The 37-year-old considers the multi-sports event as the antithesis of professional cycling. “I think the world’s a pretty cynical place and professional sport can be as well. This is fortunately a pretty cynicism-free environment. I think it has a lot to do with diverse group of people. You’re competing with people who have full-time jobs, for whom this really is a once-in-a-lifetime experience. That’s very… I don’t like the word humbling but it brings you back down to earth and reminds you of how lucky you are. Even if you’re a cynical pro cyclist it’s everybody’s dream. It was my dream when I was younger.”
Millar chose to miss out in Kuala Lumpur, the romance of the Games overshadowed by his desire at that stage to make his mark in pro cycling and, when he was selected four years ago, he admits that he had to work hard to earn the acceptance and the friendship of the rest of the Scottish cyclists.
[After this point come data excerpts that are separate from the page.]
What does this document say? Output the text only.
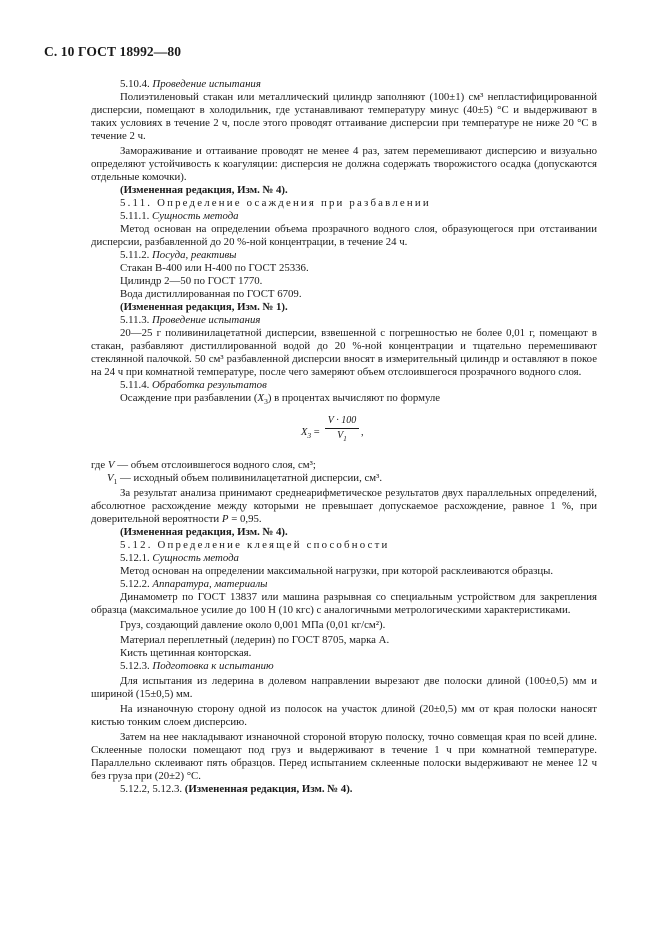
С. 10 ГОСТ 18992—80

5.10.4. Проведение испытания

Полиэтиленовый стакан или металлический цилиндр заполняют (100±1) см³ непластифицированной дисперсии, помещают в холодильник, где устанавливают температуру минус (40±5) °С и выдерживают в таких условиях в течение 2 ч, после этого проводят оттаивание дисперсии при температуре не ниже 20 °С в течение 2 ч.

Замораживание и оттаивание проводят не менее 4 раз, затем перемешивают дисперсию и визуально определяют устойчивость к коагуляции: дисперсия не должна содержать творожистого осадка (допускаются отдельные комочки).

(Измененная редакция, Изм. № 4).

5.11. Определение осаждения при разбавлении

5.11.1. Сущность метода

Метод основан на определении объема прозрачного водного слоя, образующегося при отстаивании дисперсии, разбавленной до 20 %-ной концентрации, в течение 24 ч.

5.11.2. Посуда, реактивы

Стакан В-400 или Н-400 по ГОСТ 25336.

Цилиндр 2—50 по ГОСТ 1770.

Вода дистиллированная по ГОСТ 6709.

(Измененная редакция, Изм. № 1).

5.11.3. Проведение испытания

20—25 г поливинилацетатной дисперсии, взвешенной с погрешностью не более 0,01 г, помещают в стакан, разбавляют дистиллированной водой до 20 %-ной концентрации и тщательно перемешивают стеклянной палочкой. 50 см³ разбавленной дисперсии вносят в измерительный цилиндр и оставляют в покое на 24 ч при комнатной температуре, после чего замеряют объем отслоившегося прозрачного водного слоя.

5.11.4. Обработка результатов

Осаждение при разбавлении $(X_3)$ в процентах вычисляют по формуле

$X_3$ =
V · 100
$V_1$
,

где V — объем отслоившегося водного слоя, см³;

$V_1$ — исходный объем поливинилацетатной дисперсии, см³.

За результат анализа принимают среднеарифметическое результатов двух параллельных определений, абсолютное расхождение между которыми не превышает допускаемое расхождение, равное 1 %, при доверительной вероятности Р = 0,95.

(Измененная редакция, Изм. № 4).

5.12. Определение клеящей способности

5.12.1. Сущность метода

Метод основан на определении максимальной нагрузки, при которой расклеиваются образцы.

5.12.2. Аппаратура, материалы

Динамометр по ГОСТ 13837 или машина разрывная со специальным устройством для закрепления образца (максимальное усилие до 100 Н (10 кгс) с аналогичными метрологическими характеристиками.

Груз, создающий давление около 0,001 МПа (0,01 кг/см²).

Материал переплетный (ледерин) по ГОСТ 8705, марка А.

Кисть щетинная конторская.

5.12.3. Подготовка к испытанию

Для испытания из ледерина в долевом направлении вырезают две полоски длиной (100±0,5) мм и шириной (15±0,5) мм.

На изнаночную сторону одной из полосок на участок длиной (20±0,5) мм от края полоски наносят кистью тонким слоем дисперсию.

Затем на нее накладывают изнаночной стороной вторую полоску, точно совмещая края по всей длине. Склеенные полоски помещают под груз и выдерживают в течение 1 ч при комнатной температуре. Параллельно склеивают пять образцов. Перед испытанием склеенные полоски выдерживают не менее 12 ч без груза при (20±2) °С.

5.12.2, 5.12.3. (Измененная редакция, Изм. № 4).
But he discovered it was worth the effort. “It meant a lot [when they accepted me] but I felt like I had to earn that sort of acceptance. I think it helped that I empathised with how they would feel when I arrived so I certainly made an effort to make them feel more comfortable and show them I deserved my place and then, to be honest, we raced so well as a team in the road race. They raced fantastically so off the bike and on the bike we became a really strong team. I had a great time.
“That was very refreshing for me when I did it in Delhi in 2010. It reminded me a lot of everything and got me back to the roots of why I did it. I think for any pro athlete I’d recommend 100 per cent to come to Commonwealth Games because it does remind you of why you began and what you’re doing it all for, rather than Twitter, and the cynical, pissed-off [version of life].”
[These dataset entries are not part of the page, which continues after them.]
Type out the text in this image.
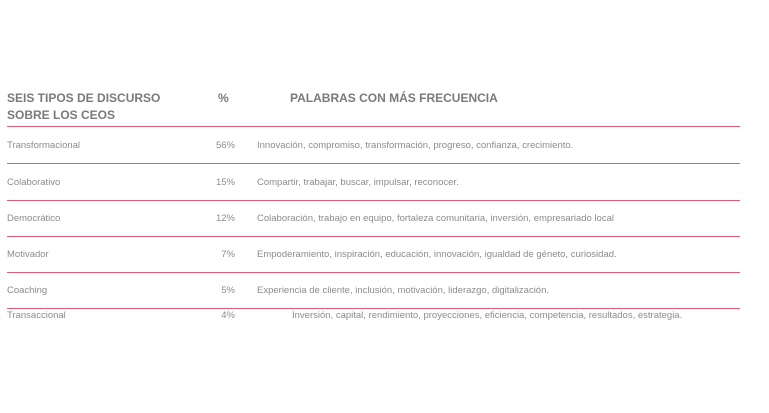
SEIS TIPOS DE DISCURSO
SOBRE LOS CEOS
%	PALABRAS CON MÁS FRECUENCIA
Transformacional	56%	Innovación, compromiso, transformación, progreso, confianza, crecimiento.
Colaborativo	15%	Compartir, trabajar, buscar, impulsar, reconocer.
Democrático	12%	Colaboración, trabajo en equipo, fortaleza comunitaria, inversión, empresariado local
Motivador	7%	Empoderamiento, inspiración, educación, innovación, igualdad de géneto, curiosidad.
Coaching	5%	Experiencia de cliente, inclusión, motivación, liderazgo, digitalización.
Transaccional	4%	Inversión, capital, rendimiento, proyecciones, eficiencia, competencia, resultados, estrategia.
A gold medallist in the individual time trial in India, Millar failed to defend that title on Thursday but he is hopeful of replicating or bettering the road race bronze he also won four years ago. His pride in his Commonwealth achievements is obvious to anyone who visits his home, his medals on display for all to see.
Almost sheepishly, he admits that showing off has always been part of it, which is why he loves the crowd involvement as they line the streets cheering on riders in the road race. He says that, unlike in the time trial, he will enjoy that aspect of today’s event, soaking up the atmosphere and feeding off the noise of the crowd.
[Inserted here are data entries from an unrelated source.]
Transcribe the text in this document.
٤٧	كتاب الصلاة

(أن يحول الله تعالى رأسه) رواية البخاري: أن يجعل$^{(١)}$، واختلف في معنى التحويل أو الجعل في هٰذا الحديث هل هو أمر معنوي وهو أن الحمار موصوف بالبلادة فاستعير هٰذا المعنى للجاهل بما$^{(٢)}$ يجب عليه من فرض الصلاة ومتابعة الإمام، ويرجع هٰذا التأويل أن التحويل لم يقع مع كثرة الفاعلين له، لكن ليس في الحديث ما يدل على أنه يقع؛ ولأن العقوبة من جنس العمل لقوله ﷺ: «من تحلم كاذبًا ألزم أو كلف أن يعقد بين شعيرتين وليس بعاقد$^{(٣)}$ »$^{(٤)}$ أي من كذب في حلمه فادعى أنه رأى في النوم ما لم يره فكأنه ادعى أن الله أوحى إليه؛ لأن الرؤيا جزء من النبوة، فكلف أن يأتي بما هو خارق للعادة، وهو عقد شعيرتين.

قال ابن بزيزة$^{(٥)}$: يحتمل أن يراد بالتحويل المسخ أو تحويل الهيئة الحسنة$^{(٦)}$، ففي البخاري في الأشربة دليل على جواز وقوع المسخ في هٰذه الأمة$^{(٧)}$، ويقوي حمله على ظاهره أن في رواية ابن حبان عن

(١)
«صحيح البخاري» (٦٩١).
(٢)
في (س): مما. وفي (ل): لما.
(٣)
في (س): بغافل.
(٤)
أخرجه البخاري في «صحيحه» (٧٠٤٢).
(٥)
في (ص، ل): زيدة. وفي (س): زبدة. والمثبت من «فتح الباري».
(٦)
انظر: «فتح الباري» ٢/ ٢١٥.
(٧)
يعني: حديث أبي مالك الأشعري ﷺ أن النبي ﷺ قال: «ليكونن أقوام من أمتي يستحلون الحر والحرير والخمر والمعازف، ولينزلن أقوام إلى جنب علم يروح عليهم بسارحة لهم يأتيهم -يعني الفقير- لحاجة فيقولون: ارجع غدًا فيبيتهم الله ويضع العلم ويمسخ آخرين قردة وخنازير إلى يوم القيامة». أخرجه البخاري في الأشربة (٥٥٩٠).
“When I was kid at BMX test ramps I would only do it if people were around. There was no point risking it if no one was going to watch you crash,” he says. “It’s a bit like that still, I think. In the time trial you are so zoned out, you are in your own space if you like. It doesn’t matter what crowds are there, if you are on a good day you will see and hear nothing.
“But the road race is different, I have always loved it because I have always tapped into the emotional side of things because there are so many variables and you hear things, you see things. You have got to be so aware. In a time trial you zone out into your own space, in a road race to be the best you have got to be totally outside your own space seeing everything that’s going on. I thrive in that environment.”
Since he missed out on his anticipated ride at the Tour de France, this is the one Millar, in his final year as a pro cyclist, has been training for. Going out with another medal, having raced in front of a home crowd on such a big stage, zipping past landmarks that form the backdrop to some of his earliest childhood memories and in a city that means so much to his family and to him, is something that would mean the world to him.
“I think it will be an anarchic race here because it has to be. The course is complicated and the teams are not necessarily strong enough to control it so I think the race is going to go from the gun. I think you’ll see the cream rising to the top pretty quickly, then it will turn into a war of attrition and then tactical towards the end. It’s going to be really hard, that’s for sure, and demanding. But I think we have a really good team. I was speaking to Grant [Ferguson] after he came fifth in the mountain bike race, which was pretty amazing, and he is all in for helping us. We will come up with a plan – I will come up with a plan – and I think we have the guys to execute it.
“This is about heart and soul but, fortunately, I can also use all my professional weaponry. It’s a challenge not to over think it, though, and get too stressed about it. It could easily override what we’ve come to do. Unfortunately I won’t get to appreciate it until it’s over… otherwise I’ll screw up the race.”